10. Mostly economic rent. A uniquely talented artist has no close substitutes (highly inelastic supply of their specific talent). Transfer earnings are low (the artist would perform for much less rather than switch careers). The difference — the vast majority of earnings — is rent on scarce talent.

11. $R(8)=3000-960=\$2{,}040$/m²; boundary: $d=3000/120=25$ km.

12. Quasi-rent $= TR - TVC = 800{,}000-500{,}000=\$300{,}000$. Economic profit $= 300{,}000-200{,}000=\$100{,}000$.

13. Resource rent $= 5{,}000{,}000-1{,}500{,}000-1{,}000{,}000=\$2{,}500{,}000$/yr.

14. Land is in perfectly inelastic supply — the quantity available cannot be reduced by a tax.
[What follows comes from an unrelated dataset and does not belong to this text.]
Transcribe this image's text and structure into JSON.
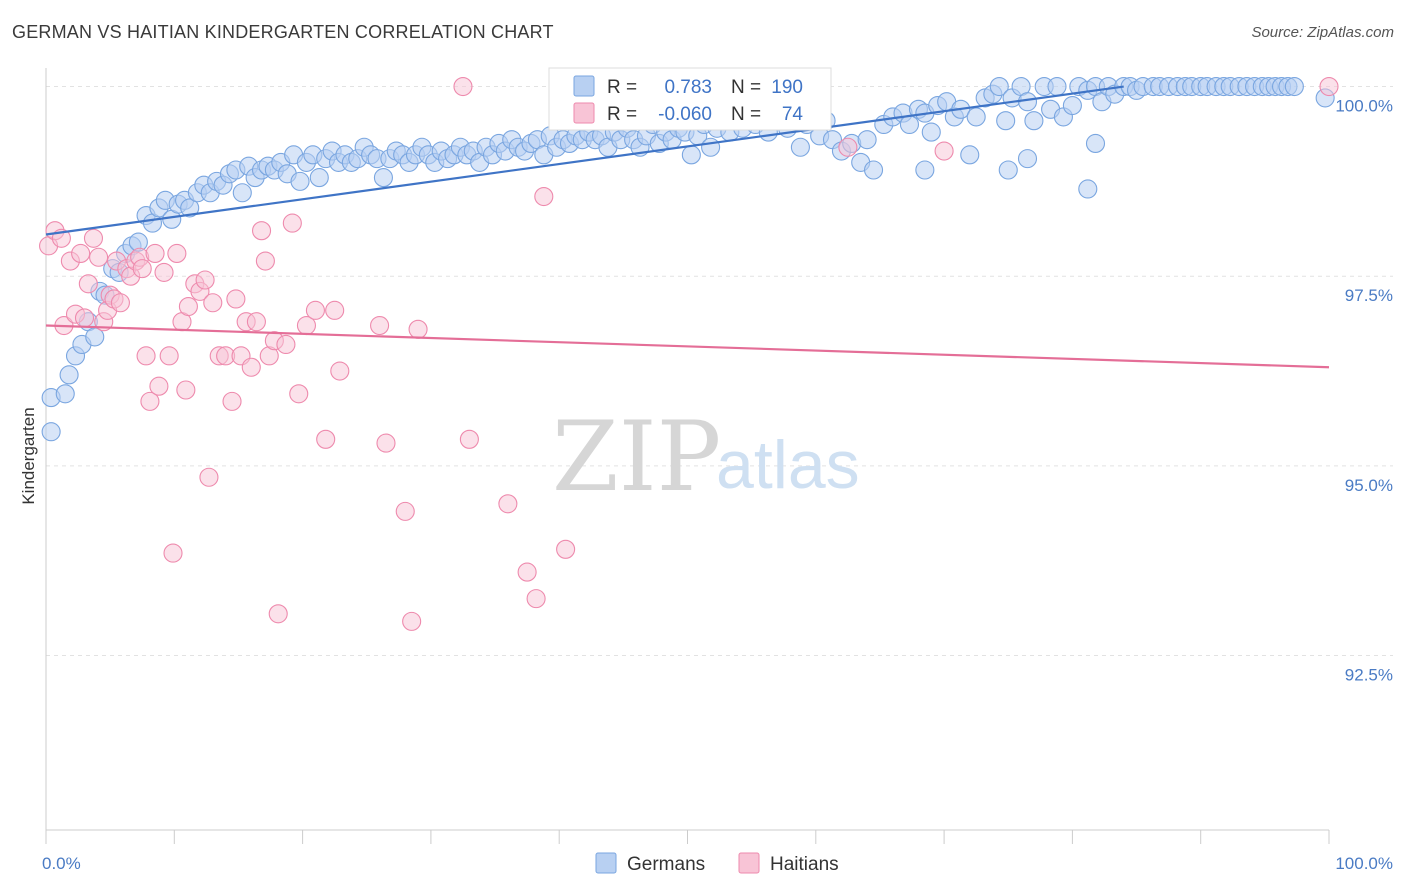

A 100% LVT therefore creates no wedge between supply and demand, causes no reduction in land offered to users, and generates no deadweight loss.

15. (a) $R_A = 4(120) = \$480$. (b) At $p=\$8$: $R_A = 8(120) = \$960$ — exactly doubles with the price.
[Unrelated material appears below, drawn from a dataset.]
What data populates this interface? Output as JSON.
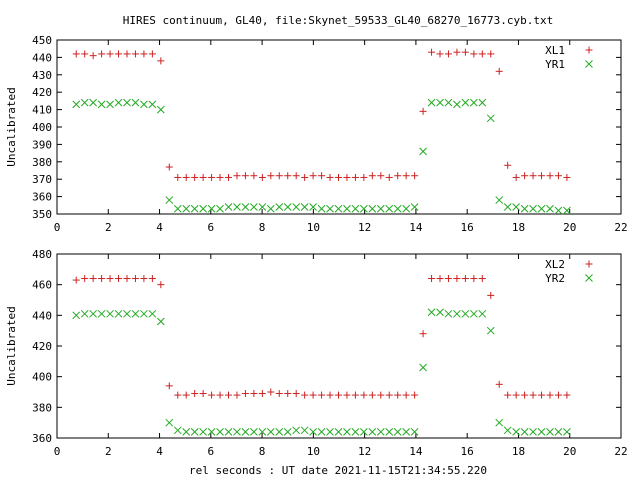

16. Extensive margin: rent arises because a new (inferior) plot has lower output than existing plots — their advantage over the new margin is rent. Intensive margin: rent arises from the surplus of total output value over the wage bill on a fixed plot, where successive labour units earn diminishing marginal products.

17. $MP_L=6L^{-0.5}$. Set $4(6L^{-0.5})=24 \Rightarrow L^{-0.5}=1 \Rightarrow L^*=1$. $Q=12(1)=12$. Rent $=4(12)-24(1)=48-24=\$24$.

18. The law firm has the steeper bid-rent gradient (higher $t$). It gains more from CBD access (clients, courts, other firms), so it is willing to pay a large premium for central locations and its rent falls sharply with distance.

19. They are formally identical: in Ricardo's model, land value decreases as you move from the best to the marginal plot (falling quality); in the bid-rent model, land value decreases as you move away from the CBD (rising transport costs). Both models feature a single fixed attribute (fertility or access) whose gradient determines the rent schedule.

20. (i) A government-funded subway line raises the value of nearby land — landowners gain without any effort of their own. (ii) Population growth increases demand for urban space, raising all land values city-wide; individual landowners capture this appreciation even though society, not they, created the demand.